Surprise! Formlabs has suddenly announced a new 3D printer, and it’s entirely different from anything they’ve previously produced.
The machine is called the “Fuse 1” and it is NOT an SLA 3D printer, as all their previous products have been. No, instead this is an SLS machine.
The SLA machines they’ve grown with, the Form 1, Form 1+ and Form 2 all use lasers to selectively fuse liquid photopolymer resin into solid objects.
The new Fuse 1 doesn’t use resin at all. Instead it uses powder. However, there are lasers involved.
The laser in the Fuse 1 is used to selectively fuse layers of fine plastic powder into solid objects. In a way, the process is very much like the Form 1 and 2 process, as a laser must sweep across the build area on each layer.
But that is where the similarities in process end. The powder is spread across the build area in successive layers, where the final 3D object ends up buried within a build volume filled with powder.
While it may take minor effort to extract the completed object from the powder, there are significant advantages to this process.
The first advantage is that the powder automatically supports the model during printing, as all solid parts are surrounded by unfused powder. This means the SLS process can 3D print highly complex objects without need for support structures and far fewer geometric constraints.
The second major advantage is that different materials can be used. In the Fuse 1, Formlabs has introduce a pair of nylon powders that can be used to 3D print very strong objects, stronger than is achievable with Formlabs’ other equipment.
While they initially offer powdered nylon, I expect them to gradually introduce new powders over time, making the Fuse 1 even more powerful.

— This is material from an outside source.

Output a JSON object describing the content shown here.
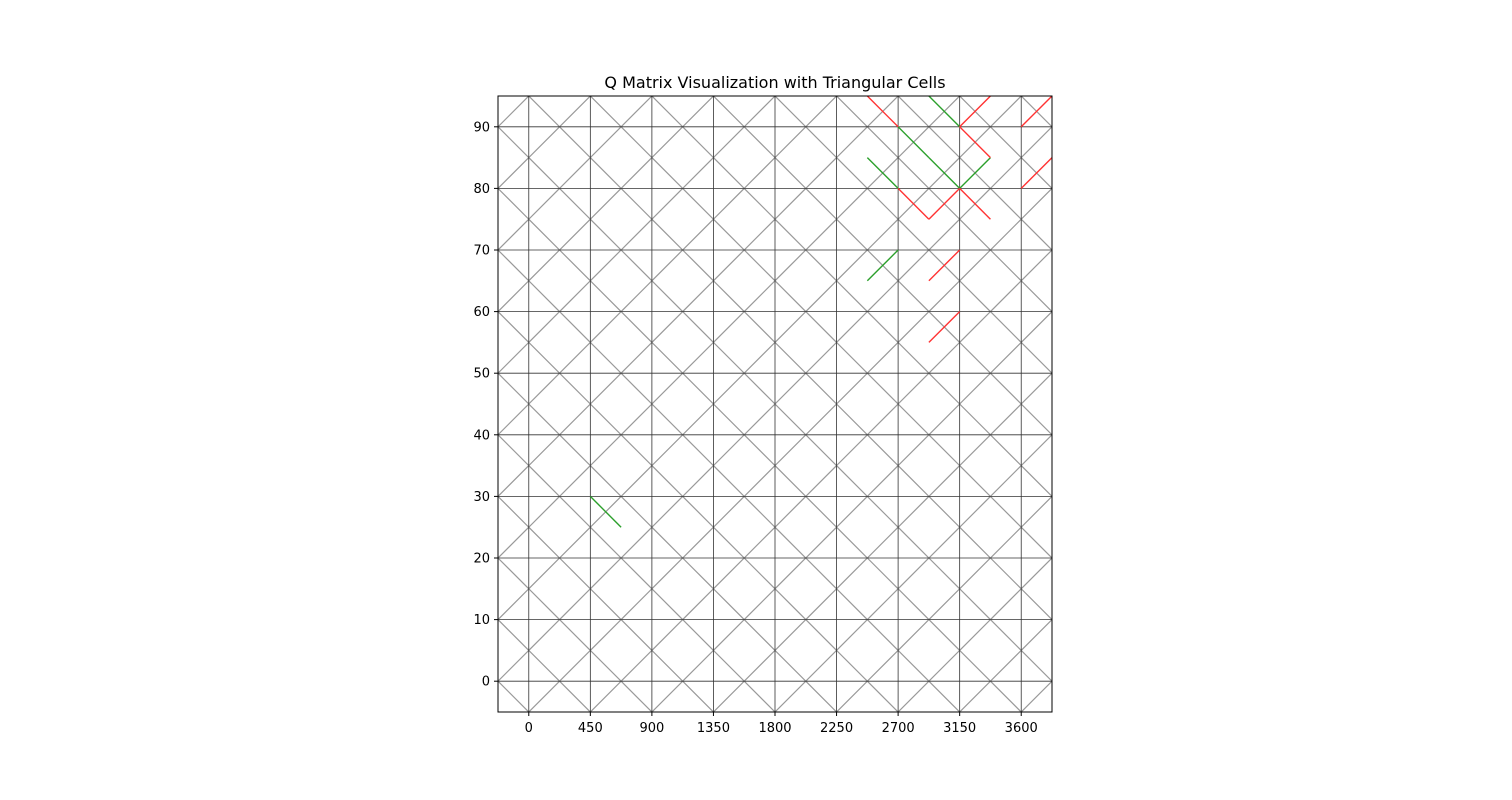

One feature present on the Fuse 1 that puts in the industrial class is the removable build chamber. This enables operators to rapidly swap in a fresh build chamber to continue printing as much as possible, while the used chamber has its parts extracted at leisure elsewhere. Typically a build chamber will have multiple parts loaded into it, 3D-tetris style in order to more efficiently use the machine. This should raise the efficiency of the machine considerably.
We don’t yet have full specifications for this device but judging from the images it would seem the build volume of the Fuse 1 is small to medium-sized, sufficient for many applications.
There is an image of an onboard camera, suggesting that the Fuse 1 provides some level of remote management, as is seen in many industrial 3D printers these days.
One thing that is certain, however, is the user interface, which is visible on some of the images, as shown here. The Form 2’s interface is simply one of the easiest and beautifully created we’ve seen on any 3D printer, and it appears that the Fuse 1 offers something similar. The Fuse 1 will no doubt be a pleasure to operate.
The machine is available for pre-order with a USD$1,000 deposit, but it won’t ship until some time in 2018.
There’s one other fact we’re aware of: the price. The price of this machine is extremely attractive at USD$9,999 for the printer. Formlabs also offers a USD$19,999 bundle that includes a finishing station along with the printer itself, which is likely what most customers will purchase.
This pricing is significantly less than the options available from the SLS market leaders, EOS and 3D Systems, but comparable to the pricing offered by a couple of SLS startup companies seeking the same market as the Fuse 1. It’s not clear which company will dominate this segment, but I do know that Formlabs has deeper pockets based on their several rounds of major investment over the past few years and a far larger sales and distribution network.
This machine is quite a departure for the still-young company, and signifies a strategic change. I’ll discuss this notion in a future post.